Ne mi oldu? Yarbaşı Belediye Başkanı Mustafa Kaynar, ATM’nin bulunduğu yerde düzenleme yaparken, ATM’nin geçici olarak yerinin değiştirilmesini istedi. Banka yetkilileri de, “Siz çalışmanızı bitirene kadar biz ATM’yi daha güvenli bir yere götürelim. İşiniz bitince de gelip aynı yere yerleştiririz” dediler.

Otobüs terminali çalışması tamamlandı. Sıra ATM’nin yerleştirilmesine geldi. Başkan, banka yetkililerine gitti, “ATM’nin yerine konulmasını” rica etti. Ancak, kendisine verilen cevap, “Siz bir milletvekilinden referans getirin” oldu. Başkan çok üzüldü. Bu konuda üç kez banka müdürlüğüne dilekçe yazdı ama değişen bir şey olmadı. Beldenin üç muhtarı ATM için bankaya dilekçe yazdı. Yine değişen bir şey yok. Vatandaşlar toplu ve ferdi dilekçeler verdi ama yine ATM yerine konulmadı.

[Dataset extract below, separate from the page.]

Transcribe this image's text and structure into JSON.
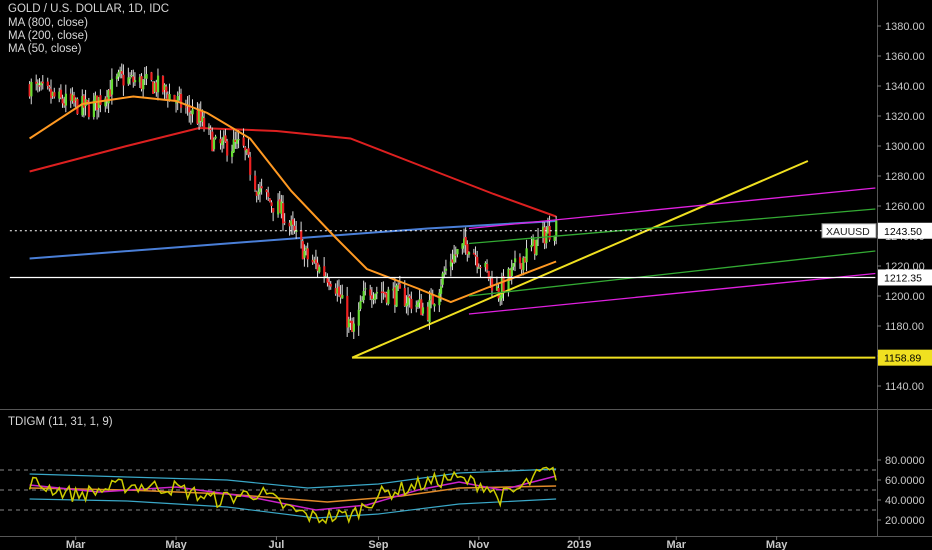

Şimdi beldede, “CHP geldi ATM gitti” diyorlar. Orada bulunan insanlara bu kadar eziyet etmeye kimin hakkı var? Eğer, iddia edildiği gibi AKP Milletvekili bu çalışmaları engelliyorsa yazık. Engellemiyorsa, hemşerilerinin daha temiz ve sağlıklı su içebilmeleri için boru alınmasında da,  paralarını çekebilmeleri için ATM’nin de bir an önce yerine konulması için de uğraşmalı, sonuç almalı.

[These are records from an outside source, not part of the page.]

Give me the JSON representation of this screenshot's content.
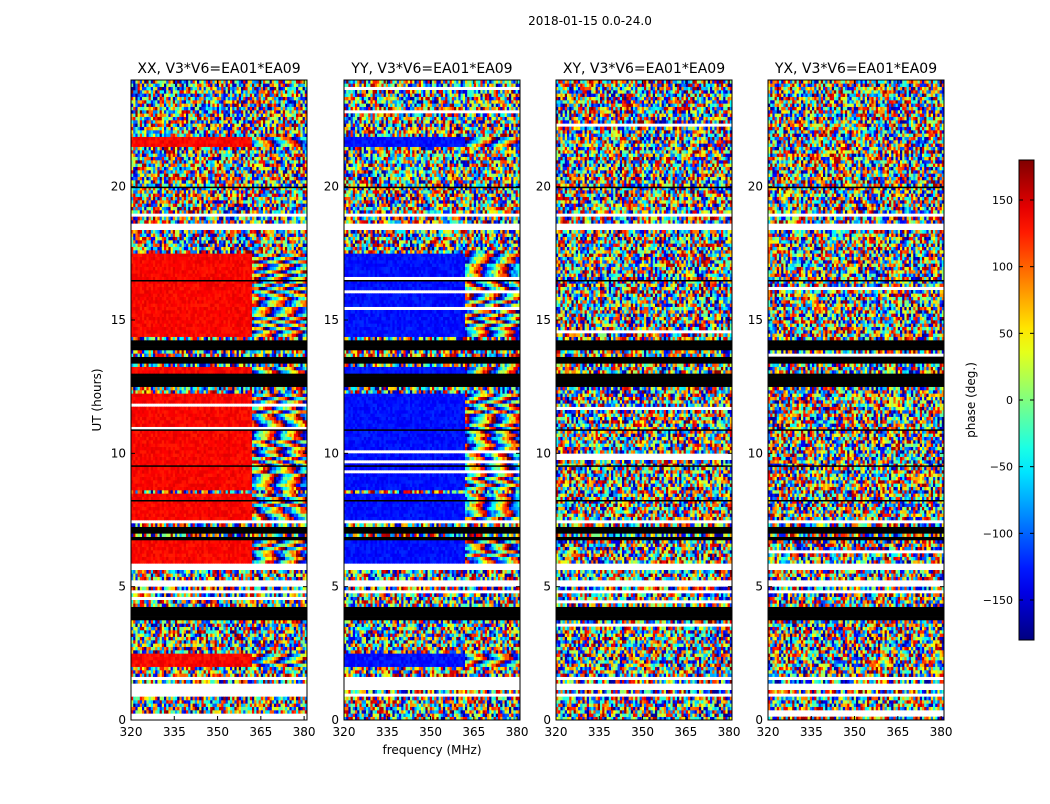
{
  "figure": {
    "suptitle": "2018-01-15 0.0-24.0"
  },
  "chart_data": {
    "type": "heatmap",
    "shared": {
      "xlabel": "frequency (MHz)",
      "ylabel": "UT (hours)",
      "xlim": [
        320,
        381
      ],
      "ylim": [
        0,
        24
      ],
      "xticks": [
        320,
        335,
        350,
        365,
        380
      ],
      "yticks": [
        0,
        5,
        10,
        15,
        20
      ]
    },
    "panels": [
      {
        "title": "XX, V3*V6=EA01*EA09",
        "product": "XX",
        "coherent_phase_deg": 135
      },
      {
        "title": "YY, V3*V6=EA01*EA09",
        "product": "YY",
        "coherent_phase_deg": -130
      },
      {
        "title": "XY, V3*V6=EA01*EA09",
        "product": "XY",
        "coherent_phase_deg": null
      },
      {
        "title": "YX, V3*V6=EA01*EA09",
        "product": "YX",
        "coherent_phase_deg": null
      }
    ],
    "colorbar": {
      "label": "phase (deg.)",
      "range": [
        -180,
        180
      ],
      "ticks": [
        150,
        100,
        50,
        0,
        -50,
        -100,
        -150
      ],
      "tick_labels": [
        "150",
        "100",
        "50",
        "0",
        "−50",
        "−100",
        "−150"
      ],
      "colormap": "jet"
    },
    "flagged_ut_ranges_white": [
      [
        0.82,
        1.05
      ],
      [
        1.1,
        1.25
      ],
      [
        1.3,
        1.4
      ],
      [
        1.45,
        1.6
      ],
      [
        4.72,
        4.85
      ],
      [
        5.05,
        5.2
      ],
      [
        5.62,
        5.9
      ],
      [
        7.42,
        7.55
      ],
      [
        18.4,
        18.6
      ],
      [
        18.85,
        18.95
      ],
      [
        19.0,
        19.05
      ]
    ],
    "flagged_ut_ranges_black": [
      [
        3.8,
        4.25
      ],
      [
        6.72,
        6.85
      ],
      [
        6.95,
        7.3
      ],
      [
        12.5,
        12.95
      ],
      [
        13.35,
        13.6
      ],
      [
        13.9,
        14.3
      ]
    ],
    "coherent_ut_segments": [
      [
        2.05,
        2.55
      ],
      [
        5.9,
        6.75
      ],
      [
        7.55,
        8.55
      ],
      [
        8.6,
        12.3
      ],
      [
        13.0,
        13.3
      ],
      [
        14.4,
        17.55
      ],
      [
        21.5,
        21.85
      ]
    ]
  }
}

Bir beldeden, siyasetin neler yaptığına ilişkin iki örnek verdim. Daha yetmez mi?

--------------

ATLAS YARDIM DERNEĞİ

Atlas Yardım Derneği İstanbul’da günde 250 aileye yemek dağıtıyor. Yemek malzemelerini hayırseverler gönderiyor, gönüllü hanımlar da onları pişiriyor. Ancak hayat pahalılığı arttıkça yemek yardımı isteyenlerin sayısı da artıyor. Sizin de yardımınız olursa Atlas Yardım Derneği’yle 0555 7228189 numaralı telefonla bağlantı kurabilirsiniz.

Yoksul insanları kara kışa hazırlamaya çalışan dernek, tamamen bağışlarla, gönüllülerle ayakta duruyor. İnançlı, halka hizmet için hevesli kadro, zor durumdaki esnafın bile imdadına yetişiyor.

Atlas Yardım Derneği, Ankara Yenimahalle Ragıp Tüzün Parkı’nda kooperatiflerin ürünlerini satmasına aracı oldu. Atlas Yardım Derneği Başkanı Ferda Altıntaş’ı da, Olcay Kete’yi de, CHP Milletvekili Ali Keven’i de, Çayıralan Belediye Başkanı Ömer Codar’ı da hemşeri kooperatiflerin başında gördüm. Kooperatif ürünleri 24 Kasım’a kadar satışta.